Depois de assoar o nariz, secar os olhos e devolver o lenço ranhento ao sisudo, acrescenta Chucrute: - Eu estava pensando ... Tenho apenas uns dois amigos da velha guarda, que talvez eu convide para compor meu reinado. Eles estão há anos longe do reino.  O Santinho me telefonou para me parabenizar pela vitória e tem insistido em voltar. Então eu pensei em...

- Eu lhe arranco essas orelhas vermelhas, seu alemão teimoso! – grita Zangão, em um incomum arroubo de fúria.

- E eu lhe aplico uma mistura química que lhe fará hibernar por mais duas décadas! – completa o Alquimista, igualmente irritado.

- Hahaha! – gargalha Chucrute, se contorcendo em zombaria. – Estou brincando! Só brincando! Vocês precisavam ver as caras que fizeram. – diverte-se o ariano, com o rosto rubro, abraçando entusiasticamente os dois homens e depositando beijos estalados nas calvas cabeças.

- Brincadeira sem graça! – reclama Zangão, desprendendo-se do abraço e marchando com passos firmes para a saída. – Quase me mata do coração! Vou ter de procurar um cardiologista. E você sabe o preço de uma consulta?! Custa os olhos da cara! – continua grunhindo o sisudo.

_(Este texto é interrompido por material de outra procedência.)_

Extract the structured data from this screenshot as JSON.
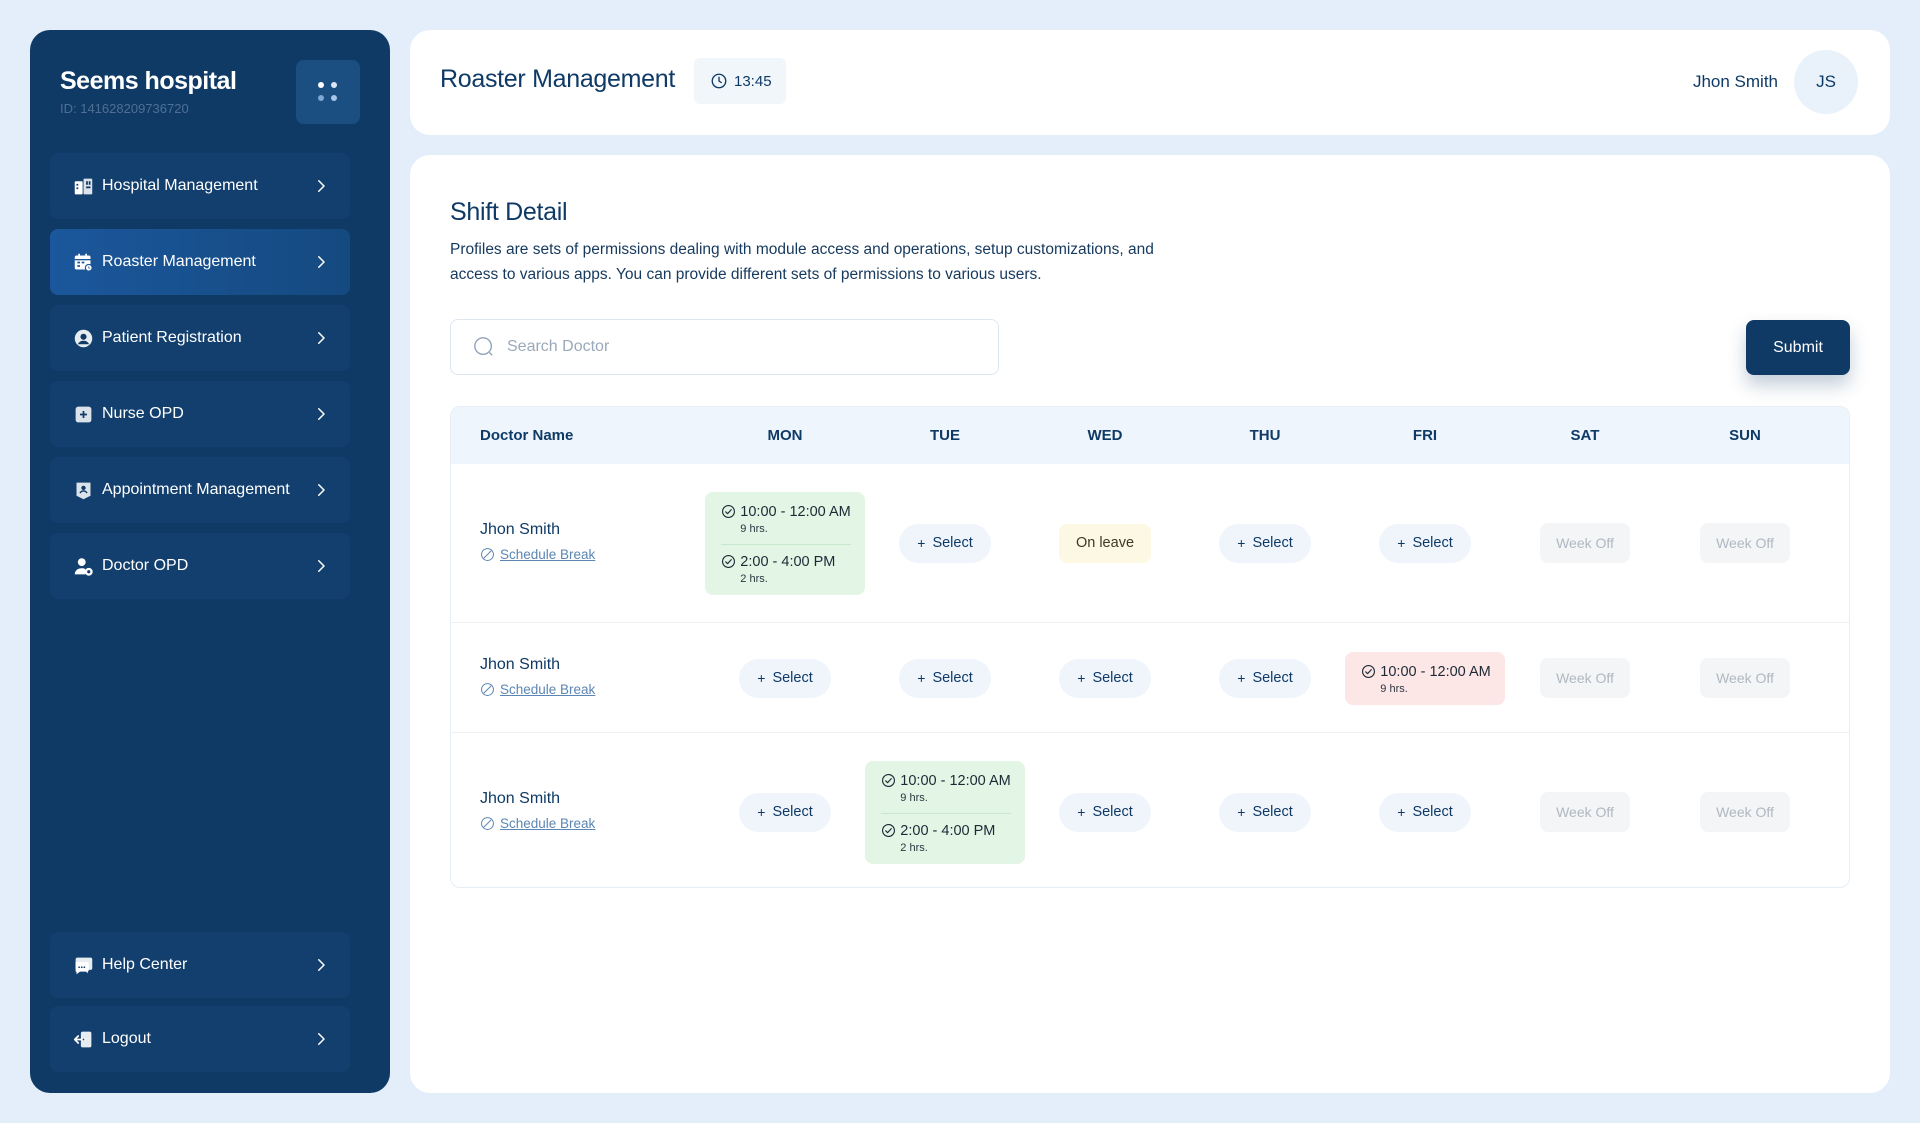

- E eu vou precisar de um calmante depois desse susto! – desabafa o Alquimista, acompanhando Zangão para fora do recinto.

Ainda sorrindo, Chucrute segue os amigos, abandonando também o local. O trono o espera, logo adiante. Bem sabe o alemão que a desconfiança de muitos paira sobre sua cabeça e seu reinado. Que o futuro rei, escolhido para ser a mudança, saiba honrar não suas alianças, mas o crédito que lhe foi concedido por seu povo. Honrar ao povo, é o que se espera de um rei. Que as lições do passado tenham sido aprendidas, e não apenas decoradas.